You are viewing a plain text version of this content. The canonical link for it is here.
Posted to user@hbase.apache.org by David Koch <og...@googlemail.com> on 2014/03/06 20:13:34 UTC

Distributed log splitting failing after cluster outage.

Hello,

Our HBase cluster had an unexpected shut-down and while trying to bring it
back up we the Master gets stuck with the following message:

Failed splitting of [ list of <host_name>,<port>,<tmst> ]
java.io.IOException: error or interrupted while splitting logs in [ list of
<host_name>,<port>,<tmst> ]
Task = installed = 10 done = 0 error = 10
at
org.apache.hadoop.hbase.master.SplitLogManager.splitLogDistributed(SplitLogManager.java:282)
at
org.apache.hadoop.hbase.master.MasterFileSystem.splitLog(MasterFileSystem.java:300)
at
org.apache.hadoop.hbase.master.MasterFileSystem.splitLogAfterStartup(MasterFileSystem.java:242)
at
org.apache.hadoop.hbase.master.HMaster.splitLogAfterStartup(HMaster.java:661)
at
org.apache.hadoop.hbase.master.HMaster.finishInitialization(HMaster.java:580)
at org.apache.hadoop.hbase.master.HMaster.run(HMaster.java:396)
at java.lang.Thread.run(Thread.java:724)

What can I do to get the cluster operational again. There was no data
ingestion going on since quite some hours before the crash so maybe
clearing out /hbase/.logs/ could be an option.

Thanks,

/David

Re: Distributed log splitting failing after cluster outage.

Posted by Bharath Vissapragada <bh...@cloudera.com>.
Glad to know everything is up. We faced this issue too, I'm not really sure
whats the exact cause of this.


On Mon, Mar 10, 2014 at 4:12 AM, David Koch <og...@googlemail.com> wrote:

> Actually, all the files were 0-sized so that's in the end we deleted those
> files and HBase started up.
>
>
> On Sun, Mar 9, 2014 at 7:33 PM, Bharath Vissapragada
> <bh...@cloudera.com>wrote:
>
> > Check if there are an 0 sized wals in /hbase/.logs and sideline them and
> > restart. That could help.
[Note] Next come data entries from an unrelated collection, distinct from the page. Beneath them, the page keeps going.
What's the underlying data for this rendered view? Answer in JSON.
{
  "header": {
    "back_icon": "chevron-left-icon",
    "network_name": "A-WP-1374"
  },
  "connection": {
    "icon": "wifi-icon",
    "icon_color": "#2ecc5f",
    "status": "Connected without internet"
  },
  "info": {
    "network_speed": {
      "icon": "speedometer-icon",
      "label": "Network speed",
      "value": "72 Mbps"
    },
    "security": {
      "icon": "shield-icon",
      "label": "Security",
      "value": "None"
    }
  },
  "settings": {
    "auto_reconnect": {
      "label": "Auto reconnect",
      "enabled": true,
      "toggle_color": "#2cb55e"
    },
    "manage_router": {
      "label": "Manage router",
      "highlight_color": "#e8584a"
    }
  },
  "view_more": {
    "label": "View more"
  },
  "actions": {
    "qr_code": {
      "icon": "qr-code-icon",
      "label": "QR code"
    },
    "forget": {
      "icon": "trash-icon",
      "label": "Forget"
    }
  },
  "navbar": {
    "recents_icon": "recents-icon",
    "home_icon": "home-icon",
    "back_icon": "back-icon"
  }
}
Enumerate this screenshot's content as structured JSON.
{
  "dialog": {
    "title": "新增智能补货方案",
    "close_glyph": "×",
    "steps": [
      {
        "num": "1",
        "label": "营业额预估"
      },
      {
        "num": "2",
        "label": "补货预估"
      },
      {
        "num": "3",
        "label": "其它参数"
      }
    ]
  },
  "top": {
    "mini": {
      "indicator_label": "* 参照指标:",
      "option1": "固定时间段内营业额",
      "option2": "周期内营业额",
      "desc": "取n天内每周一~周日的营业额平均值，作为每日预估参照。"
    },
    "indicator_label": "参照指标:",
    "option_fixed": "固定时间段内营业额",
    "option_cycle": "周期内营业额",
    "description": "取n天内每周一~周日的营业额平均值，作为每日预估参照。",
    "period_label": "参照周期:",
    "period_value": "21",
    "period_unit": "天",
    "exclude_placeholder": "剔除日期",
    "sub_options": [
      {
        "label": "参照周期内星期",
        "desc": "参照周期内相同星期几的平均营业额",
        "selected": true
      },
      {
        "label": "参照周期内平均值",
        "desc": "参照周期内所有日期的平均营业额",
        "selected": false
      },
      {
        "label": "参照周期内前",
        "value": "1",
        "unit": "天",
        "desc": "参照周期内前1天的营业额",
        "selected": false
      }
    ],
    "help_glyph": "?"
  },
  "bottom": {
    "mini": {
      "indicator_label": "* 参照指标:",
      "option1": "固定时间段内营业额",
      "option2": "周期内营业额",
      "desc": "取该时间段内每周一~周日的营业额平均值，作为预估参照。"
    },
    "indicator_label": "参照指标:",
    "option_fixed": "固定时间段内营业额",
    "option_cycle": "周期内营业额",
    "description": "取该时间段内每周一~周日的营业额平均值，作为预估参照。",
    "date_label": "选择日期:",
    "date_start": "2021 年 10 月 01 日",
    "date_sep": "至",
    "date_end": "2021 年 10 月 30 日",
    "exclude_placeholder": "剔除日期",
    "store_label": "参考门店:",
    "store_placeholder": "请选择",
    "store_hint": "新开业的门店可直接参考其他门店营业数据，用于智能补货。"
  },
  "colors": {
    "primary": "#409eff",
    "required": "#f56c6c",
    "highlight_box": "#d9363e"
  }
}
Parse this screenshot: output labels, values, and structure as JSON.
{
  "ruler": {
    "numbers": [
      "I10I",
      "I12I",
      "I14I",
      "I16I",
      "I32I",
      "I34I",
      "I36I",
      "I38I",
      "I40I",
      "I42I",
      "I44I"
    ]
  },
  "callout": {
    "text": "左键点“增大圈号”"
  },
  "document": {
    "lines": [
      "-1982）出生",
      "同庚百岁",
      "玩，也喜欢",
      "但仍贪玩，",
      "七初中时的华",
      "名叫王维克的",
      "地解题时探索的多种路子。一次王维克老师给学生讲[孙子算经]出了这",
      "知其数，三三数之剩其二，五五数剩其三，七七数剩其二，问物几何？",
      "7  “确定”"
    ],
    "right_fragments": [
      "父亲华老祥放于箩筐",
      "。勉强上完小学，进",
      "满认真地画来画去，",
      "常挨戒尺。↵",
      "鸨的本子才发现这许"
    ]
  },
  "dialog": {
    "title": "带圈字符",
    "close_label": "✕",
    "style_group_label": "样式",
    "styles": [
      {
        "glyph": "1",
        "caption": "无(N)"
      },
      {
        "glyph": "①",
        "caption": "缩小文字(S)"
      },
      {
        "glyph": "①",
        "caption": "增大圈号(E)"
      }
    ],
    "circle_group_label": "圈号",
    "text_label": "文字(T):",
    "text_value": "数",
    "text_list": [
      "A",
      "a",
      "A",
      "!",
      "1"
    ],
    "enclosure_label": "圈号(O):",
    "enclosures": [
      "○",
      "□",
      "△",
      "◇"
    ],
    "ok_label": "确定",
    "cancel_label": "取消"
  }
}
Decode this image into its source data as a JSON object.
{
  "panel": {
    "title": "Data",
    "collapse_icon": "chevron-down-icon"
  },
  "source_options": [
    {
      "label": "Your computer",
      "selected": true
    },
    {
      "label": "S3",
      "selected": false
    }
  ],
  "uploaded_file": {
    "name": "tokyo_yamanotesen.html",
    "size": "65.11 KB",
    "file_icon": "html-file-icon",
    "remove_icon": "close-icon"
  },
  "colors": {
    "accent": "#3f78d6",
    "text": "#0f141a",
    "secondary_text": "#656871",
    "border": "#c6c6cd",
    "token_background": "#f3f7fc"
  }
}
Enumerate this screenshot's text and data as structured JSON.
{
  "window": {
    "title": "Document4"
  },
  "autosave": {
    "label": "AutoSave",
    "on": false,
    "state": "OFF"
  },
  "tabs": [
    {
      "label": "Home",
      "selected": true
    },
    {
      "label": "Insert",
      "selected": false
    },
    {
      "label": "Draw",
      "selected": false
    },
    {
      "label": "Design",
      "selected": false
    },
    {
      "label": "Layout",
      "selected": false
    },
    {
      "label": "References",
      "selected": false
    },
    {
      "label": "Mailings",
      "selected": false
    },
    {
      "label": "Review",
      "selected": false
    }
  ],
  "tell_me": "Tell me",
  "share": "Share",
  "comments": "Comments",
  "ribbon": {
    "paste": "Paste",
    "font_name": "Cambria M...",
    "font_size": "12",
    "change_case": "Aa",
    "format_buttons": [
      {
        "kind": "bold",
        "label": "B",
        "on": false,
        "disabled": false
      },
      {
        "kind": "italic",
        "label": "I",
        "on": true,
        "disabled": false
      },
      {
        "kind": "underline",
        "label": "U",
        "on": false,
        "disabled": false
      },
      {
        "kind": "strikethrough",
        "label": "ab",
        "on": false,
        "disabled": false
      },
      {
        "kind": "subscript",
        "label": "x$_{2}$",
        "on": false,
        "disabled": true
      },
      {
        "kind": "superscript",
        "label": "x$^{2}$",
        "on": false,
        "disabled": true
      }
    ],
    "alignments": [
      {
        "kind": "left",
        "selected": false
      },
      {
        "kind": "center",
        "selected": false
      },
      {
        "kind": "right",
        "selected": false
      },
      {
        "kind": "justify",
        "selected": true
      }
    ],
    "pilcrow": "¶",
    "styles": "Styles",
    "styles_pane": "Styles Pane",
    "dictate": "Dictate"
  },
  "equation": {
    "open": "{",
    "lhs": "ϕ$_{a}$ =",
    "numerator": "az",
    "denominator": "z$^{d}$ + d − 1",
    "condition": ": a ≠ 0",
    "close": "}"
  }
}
As Ted mentioned the actual problematic log
> names
> > are in the RS logs that got the task assigned.
> >
> >
> > On Fri, Mar 7, 2014 at 12:43 AM, David Koch <og...@googlemail.com>
> wrote:
> >
> > > Hello,
> > >
> > > Our HBase cluster had an unexpected shut-down and while trying to bring
> > it
> > > back up we the Master gets stuck with the following message:
> > >
> > > Failed splitting of [ list of <host_name>,<port>,<tmst> ]
> > > java.io.IOException: error or interrupted while splitting logs in [
> list
> > of
> > > <host_name>,<port>,<tmst> ]
> > > Task = installed = 10 done = 0 error = 10
> > > at
> > >
> > >
> >
> org.apache.hadoop.hbase.master.SplitLogManager.splitLogDistributed(SplitLogManager.java:282)
> > > at
> > >
> > >
> >
> org.apache.hadoop.hbase.master.MasterFileSystem.splitLog(MasterFileSystem.java:300)
> > > at
> > >
> > >
> >
> org.apache.hadoop.hbase.master.MasterFileSystem.splitLogAfterStartup(MasterFileSystem.java:242)
> > > at
> > >
> > >
> >
> org.apache.hadoop.hbase.master.HMaster.splitLogAfterStartup(HMaster.java:661)
> > > at
> > >
> > >
> >
> org.apache.hadoop.hbase.master.HMaster.finishInitialization(HMaster.java:580)
> > > at org.apache.hadoop.hbase.master.HMaster.run(HMaster.java:396)
> > > at java.lang.Thread.run(Thread.java:724)
> > >
> > > What can I do to get the cluster operational again. There was no data
> > > ingestion going on since quite some hours before the crash so maybe
> > > clearing out /hbase/.logs/ could be an option.
> > >
> > > Thanks,
> > >
> > > /David
> > >
> >
> >
> >
> > --
> > Bharath Vissapragada
> > <http://www.cloudera.com>
> >
>



-- 
Bharath Vissapragada
<http://www.cloudera.com>

Re: Distributed log splitting failing after cluster outage.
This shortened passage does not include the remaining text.